I think the old depression argument about saving string is no longer relevant. I have friends with two big houses, fully furnished and three storage units stacked to the brim and kids who don't want any of it because they already have furnished their houses. It starts to get scary. I went to a baby shower where the mother-to-be must have gotten sixty newborn outfits for one little baby. And I know people who live near stores and have enough money and yet have to buy generators in case the electric goes off so their freezers don't melt.

I am not trying to sound righteous here. My oldest daughter can get in a few licks about doll houses that vanished with my cleaning. But I am thinking about how weird it is to be buried in stuff you have to clean, move, arrange, think about, store, deal with, handle again and again and so on.

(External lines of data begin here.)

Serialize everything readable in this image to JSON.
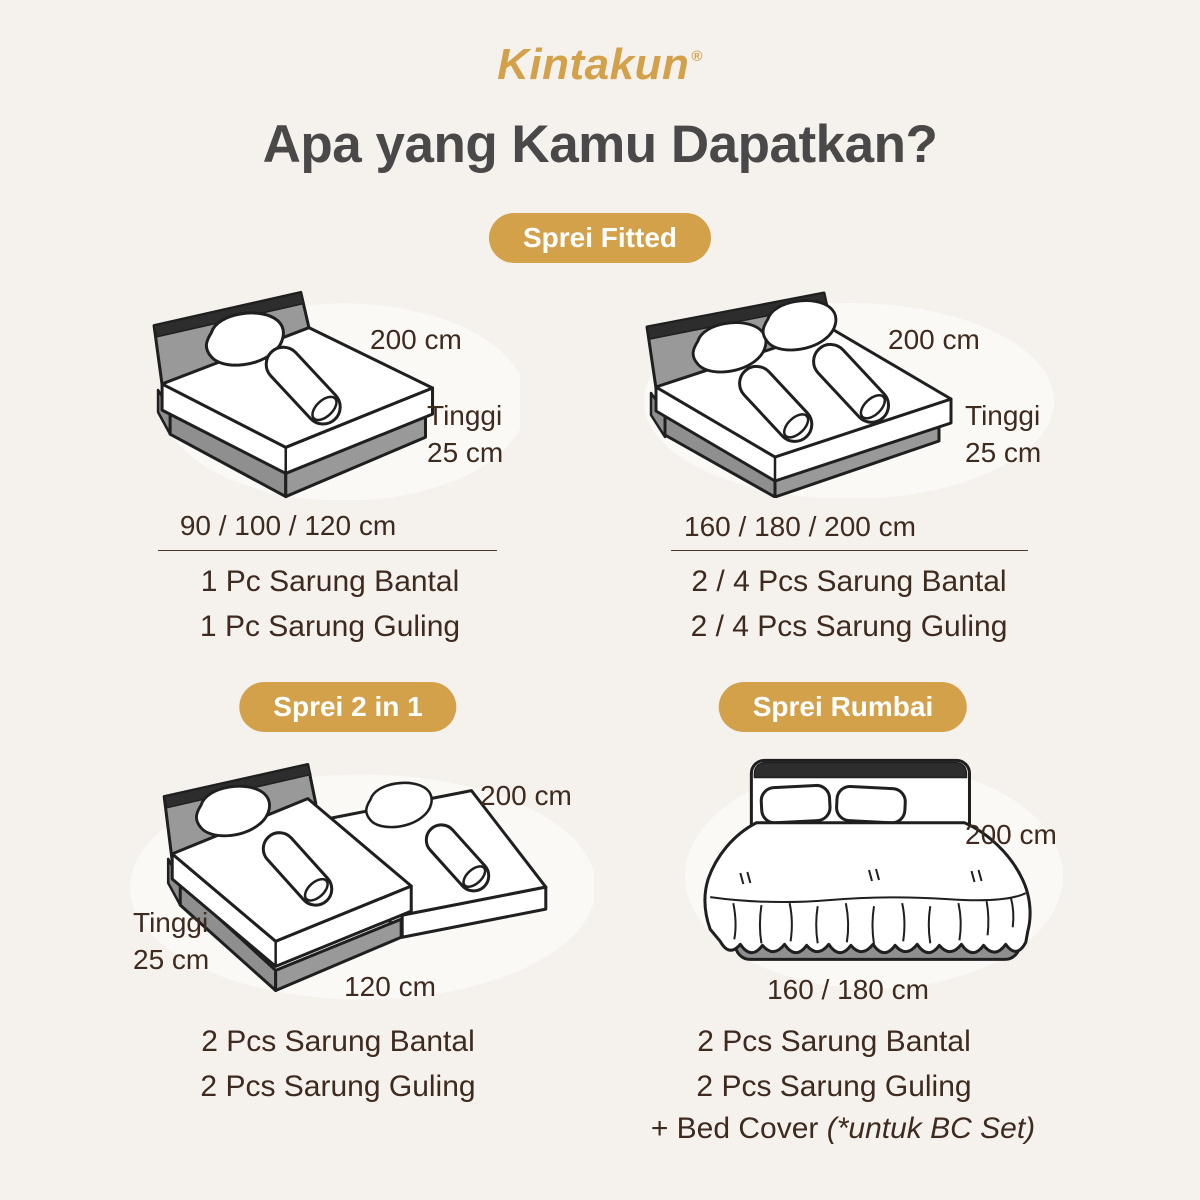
{
  "colors": {
    "background": "#f5f2ee",
    "gold": "#d4a14b",
    "title_text": "#4b4849",
    "body_text": "#3e2a1e",
    "bed_gray": "#8f8f8f",
    "outline": "#1f1f1f"
  },
  "brand": {
    "name": "Kintakun",
    "mark": "®"
  },
  "heading": "Apa yang Kamu Dapatkan?",
  "sections": {
    "fitted": {
      "badge": "Sprei Fitted",
      "single": {
        "length": "200 cm",
        "height_line1": "Tinggi",
        "height_line2": "25 cm",
        "sizes": "90 / 100 / 120 cm",
        "items": [
          "1 Pc Sarung Bantal",
          "1 Pc Sarung Guling"
        ]
      },
      "double": {
        "length": "200 cm",
        "height_line1": "Tinggi",
        "height_line2": "25 cm",
        "sizes": "160 / 180 / 200 cm",
        "items": [
          "2 / 4 Pcs Sarung Bantal",
          "2 / 4 Pcs Sarung Guling"
        ]
      }
    },
    "two_in_one": {
      "badge": "Sprei 2 in 1",
      "length": "200 cm",
      "height_line1": "Tinggi",
      "height_line2": "25 cm",
      "width": "120 cm",
      "items": [
        "2 Pcs Sarung Bantal",
        "2 Pcs Sarung Guling"
      ]
    },
    "rumbai": {
      "badge": "Sprei Rumbai",
      "length": "200 cm",
      "sizes": "160 / 180 cm",
      "items": [
        "2 Pcs Sarung Bantal",
        "2 Pcs Sarung Guling"
      ],
      "bedcover_prefix": "+ Bed Cover ",
      "bedcover_note": "(*untuk BC Set)"
    }
  }
}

Louis, my acupuncture doc says the Chinese call the problem a 'sorting disorder'. Treatable by ...acupuncture. A person with this gives the same weight to a decision about whether to throw away an old newspaper clipping as whether to give away Mom's china. It all ends up staying.

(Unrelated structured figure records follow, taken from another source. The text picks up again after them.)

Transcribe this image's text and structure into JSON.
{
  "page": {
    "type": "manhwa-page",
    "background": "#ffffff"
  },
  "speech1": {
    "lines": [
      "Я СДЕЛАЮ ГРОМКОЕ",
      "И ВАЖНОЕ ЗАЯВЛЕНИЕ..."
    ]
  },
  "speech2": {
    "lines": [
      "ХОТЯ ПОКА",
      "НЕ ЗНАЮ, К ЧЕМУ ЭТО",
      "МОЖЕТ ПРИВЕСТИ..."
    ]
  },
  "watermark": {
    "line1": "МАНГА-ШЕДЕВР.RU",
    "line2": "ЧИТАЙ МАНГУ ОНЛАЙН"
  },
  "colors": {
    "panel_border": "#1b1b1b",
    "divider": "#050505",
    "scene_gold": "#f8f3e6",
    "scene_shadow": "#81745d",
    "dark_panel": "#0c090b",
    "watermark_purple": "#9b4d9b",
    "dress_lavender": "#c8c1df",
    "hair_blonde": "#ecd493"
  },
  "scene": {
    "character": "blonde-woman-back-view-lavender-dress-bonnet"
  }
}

Lama Marut suggests that the mantra for us today be "Aum, I have enough, ahum." The 'aum' and 'ahum' are a little Sanscrit or Tibetan to make it sound authentic. I have enough stuff. I have enough love. I have enough respect. I have enough support. I have enough money. I have enough friends. I have enough good looks. I have enough education. WOW. It really starts to feel good. That one little sentence. "I have enough" Problem solved.